Por esse ângulo, os cortes nos investimentos em ciência e tecnologia efetuados pelo governo Bolsonaro ao longo de 2019 também deram continuidade à política do governo anterior, mantendo inalterado, inclusive, o Teto Constitucional dos Gastos Públicos aprovado em 2016. Os valores disponibilizados para pagamento de bolsas do CNPq em 2019 representaram apenas 65% do ano anterior. O colapso do sistema só foi evitado no final do ano por um aporte emergencial de recursos oriundos de acordo da Operação Lava Jato com a Petrobras, via Projeto de Lei do Congresso Nacional. Já o contingenciamento dos recursos do FNDCT, captados via Cide (Contribuições de Intervenção no Domínio Econômico) de diferentes setores, foi elevado a 86% do total arrecadado. Acresce-se a isso a suspensão das operações de equalização de taxa de juros que permitem à Finep oferecer crédito às empresas nacionais em condições mais favoráveis para projetos de inovação e/ou de pesquisa e desenvolvimento.

O formato institucional de fusão do antigo Ministério da Ciência e Tecnologia com o Ministério das Comunicações, inaugurado no governo Temer, foi mantido no governo Bolsonaro. Esse formato marginalizou e enfraqueceu a área de ciência e tecnologia no novo ministério formado. Como bem observa o já mencionado estudo da SBPC, das sete secretarias do MCTIC (Ministério da Ciência, Tecnologia, Inovações e Comunicações), só uma está destinada à ciência. Na prática, a área de comunicações predomina nas preocupações e ações do ministério. Os investimentos realizados na área de ciência e tecnologia pelo MCTIC em 2019 (pouco mais de R$ 3 bilhões) representam metade do que era investido pelo antigo Ministério da Ciência e Tecnologia em 2005.
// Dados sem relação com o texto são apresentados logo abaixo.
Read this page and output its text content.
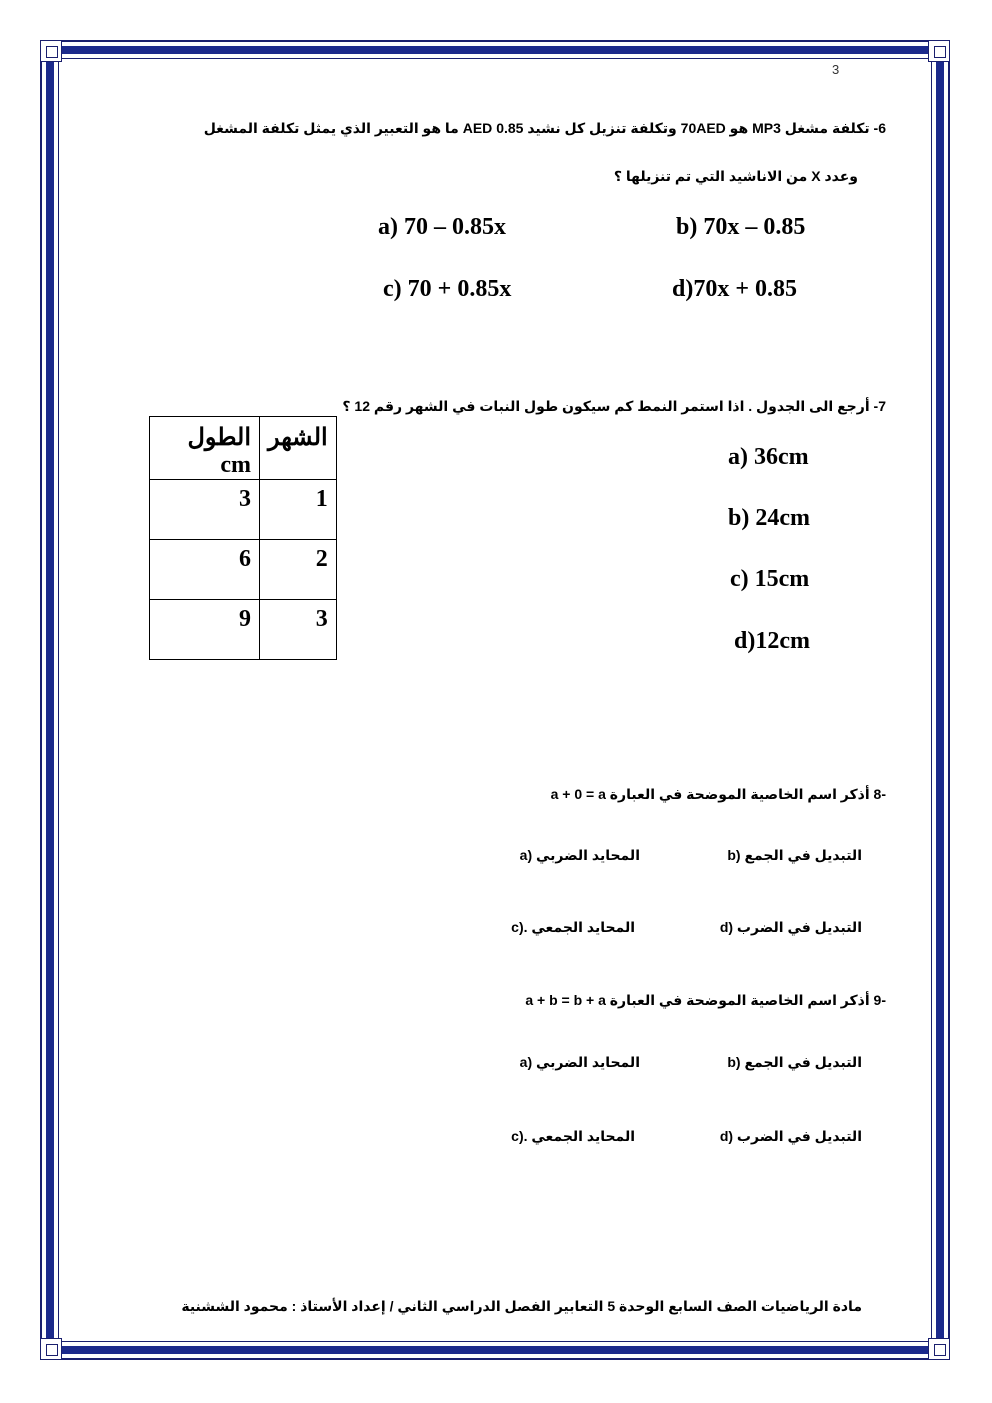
3
6- تكلفة مشغل MP3 هو 70AED وتكلفة تنزيل كل نشيد 0.85 AED ما هو التعبير الذي يمثل تكلفة المشغل
وعدد X من الاناشيد التي تم تنزيلها ؟
a) 70 – 0.85x	b) 70x – 0.85
c) 70 + 0.85x	d)70x + 0.85
7- أرجع الى الجدول . اذا استمر النمط كم سيكون طول النبات في الشهر رقم 12 ؟
الطول cm	الشهر
3	1
6	2
9	3
a) 36cm
b) 24cm
c) 15cm
d)12cm
-8 أذكر اسم الخاصية الموضحة في العبارة a + 0 = a
التبديل في الجمع (b
المحايد الضربي (a
التبديل في الضرب (d
المحايد الجمعي .(c
-9 أذكر اسم الخاصية الموضحة في العبارة a + b = b + a
التبديل في الجمع (b
المحايد الضربي (a
التبديل في الضرب (d
المحايد الجمعي .(c
مادة الرياضيات الصف السابع الوحدة 5 التعابير الفصل الدراسي الثاني / إعداد الأستاذ : محمود الششنية
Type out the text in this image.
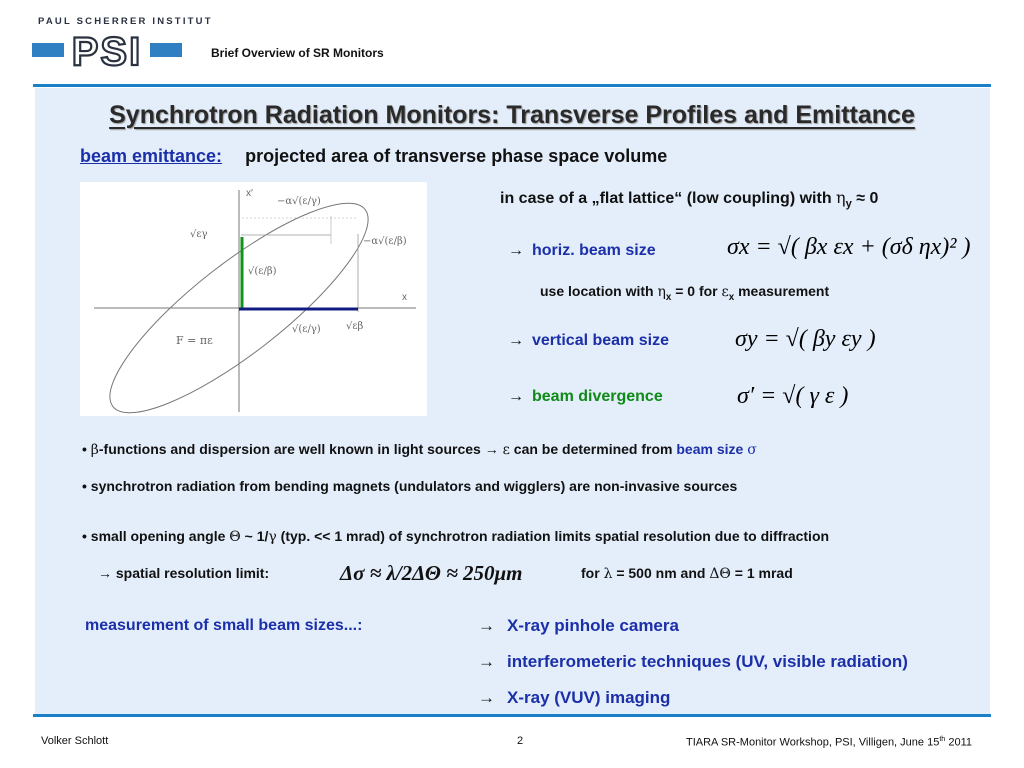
PAUL SCHERRER INSTITUT
PSI	Brief Overview of SR Monitors
Synchrotron Radiation Monitors: Transverse Profiles and Emittance
beam emittance: projected area of transverse phase space volume
x
x′
−α√(ε/γ)
−α√(ε/β)
√εγ
√(ε/β)
√(ε/γ)	√εβ
F = πε
in case of a „flat lattice“ (low coupling) with $\eta_y \approx 0$
→ horiz. beam size	σx = √( βx εx + (σδ ηx)² )
use location with $\eta_x = 0$ for $\varepsilon_x$ measurement
→ vertical beam size	σy = √( βy εy )
→ beam divergence	σ′ = √( γ ε )
• β-functions and dispersion are well known in light sources → ε can be determined from beam size σ
• synchrotron radiation from bending magnets (undulators and wigglers) are non-invasive sources
• small opening angle Θ ~ 1/γ (typ. << 1 mrad) of synchrotron radiation limits spatial resolution due to diffraction
→ spatial resolution limit:	Δσ ≈ λ/2ΔΘ ≈ 250μm	for λ = 500 nm and ΔΘ = 1 mrad
measurement of small beam sizes...:	→ X-ray pinhole camera
→ interferometeric techniques (UV, visible radiation)
→ X-ray (VUV) imaging
Volker Schlott	2	TIARA SR-Monitor Workshop, PSI, Villigen, June 15th 2011
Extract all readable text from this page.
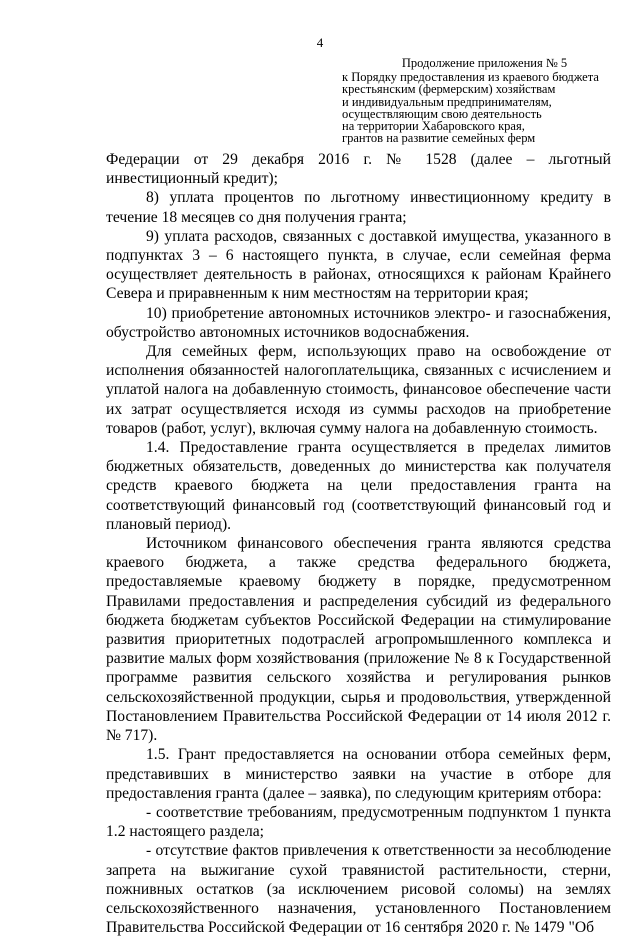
4
Продолжение приложения № 5
к Порядку предоставления из краевого бюджета
крестьянским (фермерским) хозяйствам
и индивидуальным предпринимателям,
осуществляющим свою деятельность
на территории Хабаровского края,
грантов на развитие семейных ферм

Федерации от 29 декабря 2016 г. № 1528 (далее – льготный инвестиционный кредит);

8) уплата процентов по льготному инвестиционному кредиту в течение 18 месяцев со дня получения гранта;

9) уплата расходов, связанных с доставкой имущества, указанного в подпунктах 3 – 6 настоящего пункта, в случае, если семейная ферма осуществляет деятельность в районах, относящихся к районам Крайнего Севера и приравненным к ним местностям на территории края;

10) приобретение автономных источников электро- и газоснабжения, обустройство автономных источников водоснабжения.

Для семейных ферм, использующих право на освобождение от исполнения обязанностей налогоплательщика, связанных с исчислением и уплатой налога на добавленную стоимость, финансовое обеспечение части их затрат осуществляется исходя из суммы расходов на приобретение товаров (работ, услуг), включая сумму налога на добавленную стоимость.

1.4. Предоставление гранта осуществляется в пределах лимитов бюджетных обязательств, доведенных до министерства как получателя средств краевого бюджета на цели предоставления гранта на соответствующий финансовый год (соответствующий финансовый год и плановый период).

Источником финансового обеспечения гранта являются средства краевого бюджета, а также средства федерального бюджета, предоставляемые краевому бюджету в порядке, предусмотренном Правилами предоставления и распределения субсидий из федерального бюджета бюджетам субъектов Российской Федерации на стимулирование развития приоритетных подотраслей агропромышленного комплекса и развитие малых форм хозяйствования (приложение № 8 к Государственной программе развития сельского хозяйства и регулирования рынков сельскохозяйственной продукции, сырья и продовольствия, утвержденной Постановлением Правительства Российской Федерации от 14 июля 2012 г. № 717).

1.5. Грант предоставляется на основании отбора семейных ферм, представивших в министерство заявки на участие в отборе для предоставления гранта (далее – заявка), по следующим критериям отбора:

- соответствие требованиям, предусмотренным подпунктом 1 пункта 1.2 настоящего раздела;

- отсутствие фактов привлечения к ответственности за несоблюдение запрета на выжигание сухой травянистой растительности, стерни, пожнивных остатков (за исключением рисовой соломы) на землях сельскохозяйственного назначения, установленного Постановлением Правительства Российской Федерации от 16 сентября 2020 г. № 1479 "Об
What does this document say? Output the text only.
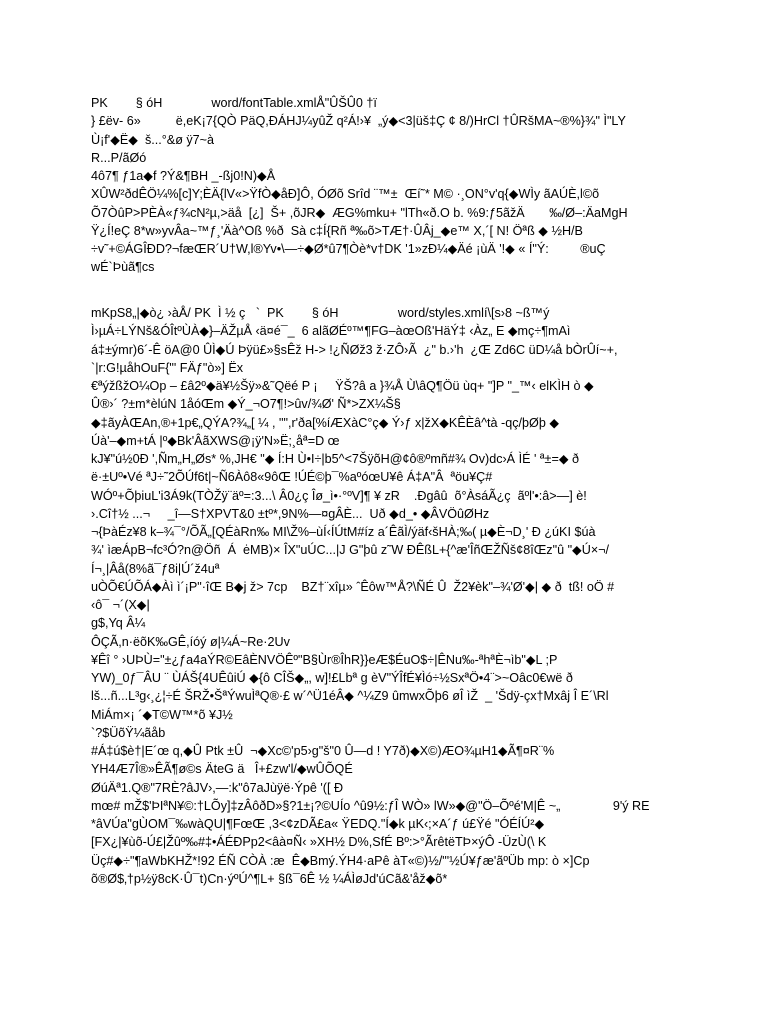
PK        § óH              word/fontTable.xmlÅ"ÛŠÛ0 †ï
} £ëv- 6»          ë,eK¡7{QÒ PäQ,ÐÁHJ¼yûŽ q²Á!›¥  „ý◆<3|üš‡Ç ¢ 8/)HrCl †ÛRšMA~®%}¾" Ì"LY
Ù¡f'◆Ë◆  š...°&ø ÿ7~à
R...P/ãØó
4ô7¶ ƒ1a◆f ?Ý&¶BH _-ßj0!N)◆Å
XÛW²ðdÊÖ¼%[c]Y;ÈÄ{lV«>ŸfÒ◆åÐ]Ô, ÓØõ Srîd ¨™±  Œí˜* M© ·¸ON°v'q{◆WÌy ãAÚÈ,l©õ
Õ7ÒûP>PÈÀ«ƒ¾cN²µ,>äå  [¿]  Š+ ,õJR◆  ÆG%mku+ "lTh«ð.O b. %9:ƒ5ãžÄ       ‰/Ø–:ÄaMgH
Ÿ¿Í!eÇ 8*w»yvÂa~™ƒ¸'Äà^Oß %ð  Sà c‡Í{Rñ ª‰õ>TÆ†·ÛÂj_◆e™ X,´[ N! Öªß ◆ ½H/B
÷v˜+©ÁGÎÐD?¬fæŒR´U†W,l®Yv•\—÷◆Ø*û7¶Òè*v†DK '1»zÐ¼◆Äé ¡ùÄ '!◆ « Í"Ý:         ®uÇ
wÉ`Þùã¶cs
mKpS8„|◆ò¿ ›àÅ/ PK  Ì ½ ç   `  PK        § óH                 word/styles.xmlí\[s›8 ~ß™ý
Ì›µÁ÷LÝNš&ÓÎtºÙÀ◆}–ÄŽµÅ ‹ä¤é¯_  6 alãØÉº™¶FG–àœOß'HäÝ‡ ‹Àz„ E ◆mç÷¶mAì
á‡±ýmr)6´-Ê öA@0 ÛÌ◆Ú Þÿü£»§sÊž H-> !¿ÑØž3 ž·ZÔ›Ã  ¿" b.›'h  ¿Œ Zd6C üD¼å bÒrÛí~+,
`|r:G!µåhOuF{"' FÄƒ"ò»] Ëx
€ªýžßžO¼Op – £â2º◆ä¥½Šÿ»&˜Qëé P ¡     ŸŠ?â a }¾Å Ù\âQ¶Öü ùq+ "]P "_™‹ elKÌH ò ◆
Û®›´ ?±m*èlúN 1åóŒm ◆Ý_¬O7¶!>ûv/¾Ø' Ñ*>ZX¼Š§
◆‡ãyÀŒAn,®+1p€„QÝA?¾„[ ¼ , "",r'ða[%íÆXàC°ç◆ Ý›ƒ x|žX◆KÊÈâ^tà -qç/þØþ ◆
Úà'–◆m+tÁ |º◆Bk'ÂãXWS@¡ÿ'N»Ë;¸åª=D œ
kJ¥"ú½0Ð ',Ñm„H„Øs* %,JH€ "◆ Í:H Ù•I÷|b5^<7ŠÿõH@¢ô®ºmñ#¾ Ov)dc›Á ÌÉ ' ª±=◆ ð
ë·±Uº•Vé ªJ÷˜2ÕÚf6t|~Ñ6Àô8«9ôŒ !ÚÉ©þ¯%aºóœU¥ê Á‡A"Â  ªöu¥Ç#
WÓº+ÕþiuL'i3Á9k(TÒŽÿ¨äº=:3...\ Â0¿ç Îø_ì•·°ºV]¶ ¥ zR    .Ðgâû  õ°ÀsáÃ¿ç  ãºl'•:â>—] è!
›.Cî†½ ...¬     _î—S†XPVT&0 ±tº*,9N%—¤gÂÈ...  Uð ◆d_• ◆ÂVÖûØHz
¬{ÞàÉz¥8 k–¾¯°/ÕÃ„[QÉàRn‰ MI\Ž%–ùÍ‹ÍÚtM#íz a´ÊãÌ/ýäf‹šHÀ;‰( µ◆È¬D¸' Ð ¿úKI $úà
¾' ìæÁpB¬fc³Ó?n@Öñ  Á  ėMB)× ÎX"uÚC...|J G"þû z˜W ÐÊßL+{^æ'ÎñŒŽÑš¢8îŒz"û "◆Ú×¬/
Í¬¸|Âå(8%ã¯ƒ8i|Ú´ž4uª
uÒÕ€ÚÕÁ◆Àì ì´¡P"·îŒ B◆j ž> 7cp    BZ†¨xîµ» ˆÊôw™Å?\ÑÉ Û  Ž2¥èk"–¾'Ø'◆| ◆ ð  tß! oÖ #
‹ô¯ ¬´(X◆|
g$,Yq Â¼
ÔÇÃ,n·ëõK‰GÊ,íóý ø|¼Á~Re·2Uv
¥Êî ° ›UÞÙ="±¿ƒa4aÝR©EâÈNVÖÊº"B§Ùr®ÎhR}}eÆ$ÉuO$÷|ÊNu‰-ªhªÈ¬ìb"◆L ;P
YW)_0ƒ¯ÂU ¨ ÙÁŠ{4UÊûiÚ ◆{ô CÎŠ◆„, w]!£Lbª g èV"ÝÎfÉ¥Ìó÷½SxªÖ•4¨>~Oâc0€wë ð
lš...ñ...L³g‹¸¿¦÷É ŠRŽ•ŠªÝwuÌªQ®·£ w´^Ü1éÂ◆ ^¼Z9 ûmwxÕþ6 øÎ ìŽ  _ 'Šdÿ-çx†Mxâj Î E´\Rl
MiÁm×¡ ´◆T©W™*õ ¥J½
`?$ÜõŸ¼ãåb
#Á‡ú$è†|E´œ q,◆Û Ptk ±Û  ¬◆Xc©'p5›g"š"0 Û—d ! Y7ð)◆X©)ÆO¾µH1◆Ã¶¤R¨%
YH4Æ7Î®»ÊÃ¶ø©s ÄteG ä   Î+£zw'l/◆wÛÕQÉ
ØúÄª1.Q®"7RÈ?âJV›,—:k"ô7aJùÿë·Ýpê '([ Ð
mœ# mŽ$'ÞIªN¥©:†LÕy]‡zÂôðD»§?1±¡?©UÍo ^û9½:ƒÎ WÒ» lW»◆@"Ö–Õºé'M|Ê ~„               9'ý RE
*âVÚa"gÙOM¯‰wàQU|¶FœŒ ,3<¢zDÃ£a« ŸEDQ."Í◆k µK‹;×A´ƒ ú£Ÿé "ÓÉÍÚ²◆
[FX¿|¥ùõ-Ú£|Žûº‰#‡•ÁÉÐPp2<âà¤Ñ‹ »XH½ D%,SfÉ Bº:>°ÃrêtëTÞ×ýÔ -ÜzÙ(\ K
Üç#◆÷"¶aWbKHŽ*!92 ÉÑ CÒÀ :æ  Ê◆Bmý.ÝH4·aPê àT«©)½/"'½Ú¥ƒæ'ãºÜb mp: ò ×]Cp
õ®Ø$‚†p½ÿ8cK·Û¯t)Cn·ýºÚ^¶L+ §ß¯6Ê ½ ¼ÁÌøJd'úCã&'åž◆õ*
O repúdio ao forte contingenciamento anunciado nos orçamentos do Ministério da Educação e da Capes geraram as maiores mobilizações de massa contra o governo Bolsonaro no ano de 2019, concentradas entre os meses de maio e agosto. Do ponto de vista orçamentário, as mobilizações surtiram efeito e a Capes teve o seu orçamento recomposto até o final do ano. Ainda assim, os investimentos em bolsas, auxílios à pesquisa e portal de periódicos (excluindo a parte aplicada em ensino básico) em 2019 mantiveram-se 10% abaixo do que foi executado em 2014.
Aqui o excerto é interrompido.